I want to hear that the California Attorney General, Bill Lockyer, has been voted out.
Personally, I think coattails are really a combination of coattails and bootstraps. A good and popular top-of-the-ticket candidate will help any other same-party candidate if that secondary candidate pulls himself up by the bootstraps and creates a campaign that allows him to ride the coattails. In other words, a campaign that does nothing can't win, but a campaign that prepares for victory can take advantage of the coattails. I might not be making any sense.
I would love to see Lockyer gone as well, but I think it's more likely for Republicans in statewide offices to take the open seats (Controller, Secretary of State, Insurance Commissioner) than to beat an incumbent. Californians love to split their tickets, and they'll hop around thinking that divided government is good government.

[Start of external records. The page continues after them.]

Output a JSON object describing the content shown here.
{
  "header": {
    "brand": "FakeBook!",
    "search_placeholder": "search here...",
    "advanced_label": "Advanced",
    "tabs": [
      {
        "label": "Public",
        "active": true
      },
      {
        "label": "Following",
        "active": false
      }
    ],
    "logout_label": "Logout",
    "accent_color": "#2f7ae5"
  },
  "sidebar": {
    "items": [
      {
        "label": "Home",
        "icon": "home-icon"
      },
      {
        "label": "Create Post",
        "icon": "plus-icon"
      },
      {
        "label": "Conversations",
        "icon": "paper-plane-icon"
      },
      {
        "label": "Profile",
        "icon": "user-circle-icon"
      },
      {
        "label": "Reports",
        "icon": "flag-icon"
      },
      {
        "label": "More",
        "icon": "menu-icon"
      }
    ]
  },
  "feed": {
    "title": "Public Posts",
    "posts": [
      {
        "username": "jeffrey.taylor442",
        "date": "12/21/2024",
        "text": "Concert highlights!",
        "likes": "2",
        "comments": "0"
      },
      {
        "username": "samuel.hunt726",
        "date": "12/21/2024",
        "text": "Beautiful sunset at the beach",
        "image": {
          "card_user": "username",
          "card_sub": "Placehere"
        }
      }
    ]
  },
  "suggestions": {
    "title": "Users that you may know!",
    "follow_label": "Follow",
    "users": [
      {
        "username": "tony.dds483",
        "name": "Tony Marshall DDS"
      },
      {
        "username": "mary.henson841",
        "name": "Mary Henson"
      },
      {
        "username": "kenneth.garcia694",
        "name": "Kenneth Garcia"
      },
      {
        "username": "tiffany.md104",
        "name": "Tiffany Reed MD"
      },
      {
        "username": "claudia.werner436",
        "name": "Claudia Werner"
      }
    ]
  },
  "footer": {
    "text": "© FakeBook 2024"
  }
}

We can hope for some gains in the Legislature, however, should Simon do well. I think Simon needs 48% to win the election, and with 48% statewide the Assembly will keep its 30 Republican seats and possibly gain one. The Senate should gain one. (Remember, the gerrymandered districts are AWFUL for Republicans.) However, I think that for every point above 48% that Simon gets, Republicans will gain 1 assembly seat. If Simon gets 51%, I think Republicans in the assembly could have 33 seats, which will bring us above what we had in 1992 before our 1994 majority victory. For every seat we get, the more negotiating room we have with Democrats to hold the line on taxes. And, with a Republican governor, the Democrats won't be risking the bad votes knowing they will be vetoed (like the SUV tax).
Anyway, I'm optimistic. Davis has GOT to go.